Technology Metals are in structural short supply and will consistently outperform other commodities over the coming years.
Increasing demand
The world is in the first phase of exponential demand growth for electric vehicles and energy storage systems.
Limited supply
The scale and speed of demand growth from new technologies will put critical metals supply chains under severe stress. This scarcity will manifest along geopolitical fault lines.
Environmental impact
Growing consumer awareness of the environmental and social issues related to metal production means greater pressure on manufacturers to prove that their inputs are ethically sourced.
Battery metals
Lithium
Lithium’s lightness and high electrochemical potential makes it indispensable to the batteries that are revolutionising the modern world. While the chemistry of lithium-ion batteries varies by use case, lithium is the key ingredient.
Nickel
Traditionally used to make stainless steel, huge new demand growth is being driven by its ability to give higher energy density in lithium-ion batteries, ensuring exceptional performance and greater range in electric vehicles.
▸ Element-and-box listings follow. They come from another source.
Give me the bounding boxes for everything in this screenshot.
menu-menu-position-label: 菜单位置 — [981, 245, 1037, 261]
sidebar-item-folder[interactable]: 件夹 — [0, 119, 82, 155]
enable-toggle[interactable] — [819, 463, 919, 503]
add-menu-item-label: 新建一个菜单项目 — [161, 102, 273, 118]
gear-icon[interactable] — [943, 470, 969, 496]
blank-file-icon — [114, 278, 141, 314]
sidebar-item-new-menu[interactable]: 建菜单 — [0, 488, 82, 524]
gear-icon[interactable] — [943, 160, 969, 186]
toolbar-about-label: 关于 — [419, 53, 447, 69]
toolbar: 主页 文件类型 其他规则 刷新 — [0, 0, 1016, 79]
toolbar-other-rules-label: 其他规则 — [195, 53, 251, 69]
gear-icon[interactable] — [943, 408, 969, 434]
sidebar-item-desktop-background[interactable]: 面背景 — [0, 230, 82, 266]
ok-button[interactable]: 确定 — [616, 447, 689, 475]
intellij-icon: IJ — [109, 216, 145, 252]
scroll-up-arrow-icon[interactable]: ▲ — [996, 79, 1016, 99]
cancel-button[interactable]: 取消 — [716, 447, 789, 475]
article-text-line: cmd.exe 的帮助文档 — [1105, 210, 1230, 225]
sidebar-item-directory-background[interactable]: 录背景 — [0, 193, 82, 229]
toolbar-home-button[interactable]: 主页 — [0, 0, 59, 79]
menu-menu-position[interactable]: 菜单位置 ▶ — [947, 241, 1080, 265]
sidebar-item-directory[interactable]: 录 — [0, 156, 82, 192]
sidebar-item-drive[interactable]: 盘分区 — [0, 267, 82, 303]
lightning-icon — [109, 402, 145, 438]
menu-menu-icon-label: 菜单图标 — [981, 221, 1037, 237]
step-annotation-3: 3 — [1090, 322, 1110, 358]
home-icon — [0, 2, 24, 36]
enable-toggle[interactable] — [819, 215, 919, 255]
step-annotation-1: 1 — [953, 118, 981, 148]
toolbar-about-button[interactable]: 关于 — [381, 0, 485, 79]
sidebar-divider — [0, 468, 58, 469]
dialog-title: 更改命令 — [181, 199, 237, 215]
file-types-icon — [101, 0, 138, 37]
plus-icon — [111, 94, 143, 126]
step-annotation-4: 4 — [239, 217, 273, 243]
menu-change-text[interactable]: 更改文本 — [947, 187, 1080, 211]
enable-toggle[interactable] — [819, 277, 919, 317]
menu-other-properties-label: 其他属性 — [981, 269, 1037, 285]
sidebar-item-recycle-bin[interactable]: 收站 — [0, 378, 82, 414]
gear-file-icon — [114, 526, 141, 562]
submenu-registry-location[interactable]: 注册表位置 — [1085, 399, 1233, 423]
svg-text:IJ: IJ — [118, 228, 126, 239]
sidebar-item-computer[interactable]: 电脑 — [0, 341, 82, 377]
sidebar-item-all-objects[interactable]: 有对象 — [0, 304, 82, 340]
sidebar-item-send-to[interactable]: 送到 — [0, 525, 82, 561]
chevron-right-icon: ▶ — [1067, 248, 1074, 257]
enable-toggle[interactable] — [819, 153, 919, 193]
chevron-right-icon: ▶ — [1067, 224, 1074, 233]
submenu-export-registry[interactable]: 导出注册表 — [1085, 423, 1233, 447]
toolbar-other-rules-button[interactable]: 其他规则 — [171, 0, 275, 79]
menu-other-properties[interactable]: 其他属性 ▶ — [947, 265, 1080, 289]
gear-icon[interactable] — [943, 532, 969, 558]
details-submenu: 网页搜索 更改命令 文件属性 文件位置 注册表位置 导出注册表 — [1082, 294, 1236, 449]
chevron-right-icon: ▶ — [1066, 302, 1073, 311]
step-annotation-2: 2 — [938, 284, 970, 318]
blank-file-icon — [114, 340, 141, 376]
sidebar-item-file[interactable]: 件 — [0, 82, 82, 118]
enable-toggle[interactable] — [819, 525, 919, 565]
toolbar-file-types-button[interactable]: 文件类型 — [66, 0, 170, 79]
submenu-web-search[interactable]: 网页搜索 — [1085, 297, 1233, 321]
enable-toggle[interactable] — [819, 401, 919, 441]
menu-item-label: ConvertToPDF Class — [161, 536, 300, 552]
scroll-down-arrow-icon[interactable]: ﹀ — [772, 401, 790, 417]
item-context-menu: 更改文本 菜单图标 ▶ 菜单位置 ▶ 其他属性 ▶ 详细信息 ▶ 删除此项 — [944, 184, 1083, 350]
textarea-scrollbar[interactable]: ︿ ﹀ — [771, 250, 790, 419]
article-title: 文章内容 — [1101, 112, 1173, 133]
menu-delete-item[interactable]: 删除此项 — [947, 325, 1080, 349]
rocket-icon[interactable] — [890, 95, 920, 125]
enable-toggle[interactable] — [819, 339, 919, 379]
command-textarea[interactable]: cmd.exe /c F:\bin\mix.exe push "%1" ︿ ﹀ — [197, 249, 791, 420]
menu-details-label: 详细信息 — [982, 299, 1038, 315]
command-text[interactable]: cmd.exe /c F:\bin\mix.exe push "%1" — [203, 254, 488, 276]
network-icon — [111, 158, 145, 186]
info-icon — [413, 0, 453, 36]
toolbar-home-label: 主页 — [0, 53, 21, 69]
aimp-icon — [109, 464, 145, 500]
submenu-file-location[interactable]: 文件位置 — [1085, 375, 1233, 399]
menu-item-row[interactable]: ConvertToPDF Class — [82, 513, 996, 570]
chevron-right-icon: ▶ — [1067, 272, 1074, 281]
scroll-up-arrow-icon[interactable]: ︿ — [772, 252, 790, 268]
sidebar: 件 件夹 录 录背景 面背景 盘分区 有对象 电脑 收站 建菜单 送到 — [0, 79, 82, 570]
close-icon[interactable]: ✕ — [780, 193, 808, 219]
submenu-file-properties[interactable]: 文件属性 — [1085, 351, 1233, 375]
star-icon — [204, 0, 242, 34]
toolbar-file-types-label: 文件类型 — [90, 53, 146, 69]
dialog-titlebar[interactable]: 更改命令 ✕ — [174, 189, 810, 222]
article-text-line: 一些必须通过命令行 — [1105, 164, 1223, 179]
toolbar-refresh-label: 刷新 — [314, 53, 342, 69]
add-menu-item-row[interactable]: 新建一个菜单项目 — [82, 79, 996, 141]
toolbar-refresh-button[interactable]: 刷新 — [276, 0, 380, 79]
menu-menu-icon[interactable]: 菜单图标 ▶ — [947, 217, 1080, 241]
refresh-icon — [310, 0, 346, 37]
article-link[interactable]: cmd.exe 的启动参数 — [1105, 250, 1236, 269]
Higher nickel content relative to cobalt also offers a cost advantage to OEMs.
Cobalt
Cobalt is an essential ingredient in high-performance lithium-ion batteries, providing greater stability. Some low-range lithium-ion batteries are made without cobalt, but for consumer devices and long-range EVs, the inclusion of cobalt results in safer batteries.
Energy metals
Vanadium
Traditionally an essential strengthening agent for high-performance steel, a key area of demand growth is in vanadium redox flow batteries (VRFBs), an important alternative to lithium-ion batteries for energy storage systems. VRFBs have longer storage duration and lifespan, making them ideal for commercial scale operations alongside intermittent renewable energy sources.
Tin
Often the forgotten metal of the energy transition, tin is used as the solder in circuit boards. It is therefore the “glue” that underpins electronic technologies: the more the world automates and electrifies, the more tin we will need.
Rare Earths
Rare Earths comprise 17 elements critical for a wide range of high-tech applications. Most important are neodymium and praseodymium (known as NdPr), which are used to make high-powered permanent magnets for electric motors in EVs and energy-capturing systems (e.g. wind turbines).